And picture 3’s sculpture makes this tussle between figuration and fantasy even more complex. A man seems to fence using a strange sword? However, what can be done with the winding rod painted in red, which falls until it touches the ground? Place your bets, ladies and gentlemen. Whatever these may be, we shall never lose with this result. The sustenance of the unpredictability of the game is what is most important here.


III
      
The second group, that of smaller figures that are effectively sculpted or carved, goes along different paths. The figure that enters the door of what seems to be a house, is, in a certain sense, the metaphor of what the artist himself calls “closed wood”. In this situation, instead of identifying figures on a trunk, branch or root, Cícero needs to “open it”: remove it from senseless opacity through a carving operation which gives wood a meaning that extends well beyond it, as a thing in itself.



Imagem 4
Profundidade, 2009
Madeira
11 x 6 x 3 cm
Coleção Monica Stahel


Even these pieces, however, keep certain strangeness, the rejection of any pedestrian realism that assigns some relationship with the works of the first group. After all, what is the sense of what we are seeing? According to Cícero3, the person entering would be a visitor. This work even has a pair (which unfortunately I am not aware of), showing the same person leaving the house that he had visited. A work of art, however, must have its own meaning, even though we know that this meaning (fortunately) has several possible senses, which vary according to the times of year, contexts and also the public. It is there that the door which is ajar allows one to envisage several meanings, in a search for a hideaway to hide from the somewhat pathetic attempt to open space in a surface.


Similarly, but in an even stranger way, the figure that slides down the mountain may have several meanings too. For Cícero, this would be a consequence of the actions suggested by the item where several people try to climb a mountain, and only one was successful.
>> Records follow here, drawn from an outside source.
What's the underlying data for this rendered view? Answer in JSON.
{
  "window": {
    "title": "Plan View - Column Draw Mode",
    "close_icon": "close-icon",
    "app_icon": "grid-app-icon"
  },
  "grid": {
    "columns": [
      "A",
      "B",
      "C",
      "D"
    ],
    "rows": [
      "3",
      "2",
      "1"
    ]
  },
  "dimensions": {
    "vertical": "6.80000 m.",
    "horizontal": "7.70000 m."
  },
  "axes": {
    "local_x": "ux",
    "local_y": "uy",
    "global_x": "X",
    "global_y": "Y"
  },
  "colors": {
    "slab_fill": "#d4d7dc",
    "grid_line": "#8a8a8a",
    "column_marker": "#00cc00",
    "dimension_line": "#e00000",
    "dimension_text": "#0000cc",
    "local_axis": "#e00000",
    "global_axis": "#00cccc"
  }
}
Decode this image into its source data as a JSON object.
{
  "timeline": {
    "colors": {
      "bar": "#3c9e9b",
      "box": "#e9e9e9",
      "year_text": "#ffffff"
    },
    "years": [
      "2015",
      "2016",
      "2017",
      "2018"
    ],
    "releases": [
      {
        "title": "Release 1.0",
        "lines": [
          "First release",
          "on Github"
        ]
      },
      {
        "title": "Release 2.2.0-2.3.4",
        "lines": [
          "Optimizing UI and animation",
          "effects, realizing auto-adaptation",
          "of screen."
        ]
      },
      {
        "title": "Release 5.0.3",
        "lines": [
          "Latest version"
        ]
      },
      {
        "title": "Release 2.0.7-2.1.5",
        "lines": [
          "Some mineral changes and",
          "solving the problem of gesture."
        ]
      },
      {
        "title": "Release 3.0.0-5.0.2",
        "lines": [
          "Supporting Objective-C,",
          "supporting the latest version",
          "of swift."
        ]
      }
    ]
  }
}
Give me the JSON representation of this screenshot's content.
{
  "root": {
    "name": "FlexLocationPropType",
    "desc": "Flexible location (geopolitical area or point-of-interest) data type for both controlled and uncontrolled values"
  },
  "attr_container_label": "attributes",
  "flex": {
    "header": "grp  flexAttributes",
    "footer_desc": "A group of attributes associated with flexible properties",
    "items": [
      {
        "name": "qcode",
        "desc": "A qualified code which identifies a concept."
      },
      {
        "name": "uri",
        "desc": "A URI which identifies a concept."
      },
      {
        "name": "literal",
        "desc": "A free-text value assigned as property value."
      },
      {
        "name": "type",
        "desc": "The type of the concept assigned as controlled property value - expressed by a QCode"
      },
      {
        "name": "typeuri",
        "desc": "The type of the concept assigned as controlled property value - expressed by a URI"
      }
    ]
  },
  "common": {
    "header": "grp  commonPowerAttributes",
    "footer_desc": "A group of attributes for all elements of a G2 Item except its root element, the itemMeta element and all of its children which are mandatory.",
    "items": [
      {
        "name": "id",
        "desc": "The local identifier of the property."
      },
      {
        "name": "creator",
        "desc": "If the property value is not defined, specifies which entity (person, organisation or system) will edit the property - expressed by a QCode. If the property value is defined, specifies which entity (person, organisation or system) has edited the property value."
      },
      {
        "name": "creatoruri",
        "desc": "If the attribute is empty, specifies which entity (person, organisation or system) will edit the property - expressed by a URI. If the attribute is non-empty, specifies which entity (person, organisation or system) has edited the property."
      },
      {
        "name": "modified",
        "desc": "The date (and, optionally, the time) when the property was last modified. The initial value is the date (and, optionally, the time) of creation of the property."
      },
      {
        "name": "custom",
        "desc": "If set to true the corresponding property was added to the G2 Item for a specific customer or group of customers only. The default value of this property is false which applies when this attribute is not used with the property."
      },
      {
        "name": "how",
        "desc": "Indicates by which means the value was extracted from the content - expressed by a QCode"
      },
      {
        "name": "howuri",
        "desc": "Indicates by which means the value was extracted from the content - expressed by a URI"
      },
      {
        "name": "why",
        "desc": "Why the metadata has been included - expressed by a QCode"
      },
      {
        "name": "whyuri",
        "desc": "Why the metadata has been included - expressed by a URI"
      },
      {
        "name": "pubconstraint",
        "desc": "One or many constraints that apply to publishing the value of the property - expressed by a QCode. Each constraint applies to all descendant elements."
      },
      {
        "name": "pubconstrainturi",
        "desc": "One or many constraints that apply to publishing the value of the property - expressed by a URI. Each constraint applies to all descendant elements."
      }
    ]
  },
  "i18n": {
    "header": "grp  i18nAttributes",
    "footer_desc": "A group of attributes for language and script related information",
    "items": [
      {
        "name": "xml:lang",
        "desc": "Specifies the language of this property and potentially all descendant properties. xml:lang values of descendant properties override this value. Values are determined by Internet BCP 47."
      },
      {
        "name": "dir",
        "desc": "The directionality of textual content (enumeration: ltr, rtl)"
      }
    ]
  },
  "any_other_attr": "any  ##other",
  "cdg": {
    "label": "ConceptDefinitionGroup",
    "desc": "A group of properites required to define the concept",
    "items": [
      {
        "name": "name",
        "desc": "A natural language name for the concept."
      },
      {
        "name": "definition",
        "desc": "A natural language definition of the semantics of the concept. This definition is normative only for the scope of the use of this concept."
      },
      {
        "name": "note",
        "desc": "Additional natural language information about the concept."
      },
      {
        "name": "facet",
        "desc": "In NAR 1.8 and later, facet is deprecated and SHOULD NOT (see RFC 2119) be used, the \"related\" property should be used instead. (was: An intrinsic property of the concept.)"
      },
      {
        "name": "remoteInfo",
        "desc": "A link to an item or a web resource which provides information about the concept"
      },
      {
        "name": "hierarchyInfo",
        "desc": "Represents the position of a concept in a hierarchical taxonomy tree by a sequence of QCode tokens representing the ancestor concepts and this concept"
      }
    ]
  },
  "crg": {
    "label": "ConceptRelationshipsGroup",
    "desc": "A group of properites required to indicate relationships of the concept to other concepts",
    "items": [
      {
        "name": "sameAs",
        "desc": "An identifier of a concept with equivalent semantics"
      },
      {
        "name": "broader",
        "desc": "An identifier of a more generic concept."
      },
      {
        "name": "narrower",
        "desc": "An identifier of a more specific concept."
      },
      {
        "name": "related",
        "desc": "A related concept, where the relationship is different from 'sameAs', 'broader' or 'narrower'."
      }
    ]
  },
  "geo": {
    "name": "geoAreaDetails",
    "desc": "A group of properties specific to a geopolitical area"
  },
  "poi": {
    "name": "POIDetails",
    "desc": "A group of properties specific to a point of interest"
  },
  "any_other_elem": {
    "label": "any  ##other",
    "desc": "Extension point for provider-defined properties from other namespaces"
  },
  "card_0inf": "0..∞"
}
This means that, for the artist, the two works address an attempt to go up in life and also its possible consequences.


However, there is one bewilderment that surpasses all other enigmatic aspects of the work, even more so as they are a condition thereof: these Lilliputian beings are only so in relation to our Gulliverian size. After all, there is no scale without resorting to comparison. Facing the carved works by Cícero, we become disorientated giants, observing the efforts of these small creatures. Metaphorically, we are the lords of their destiny. We made them, and so we can destroy them too.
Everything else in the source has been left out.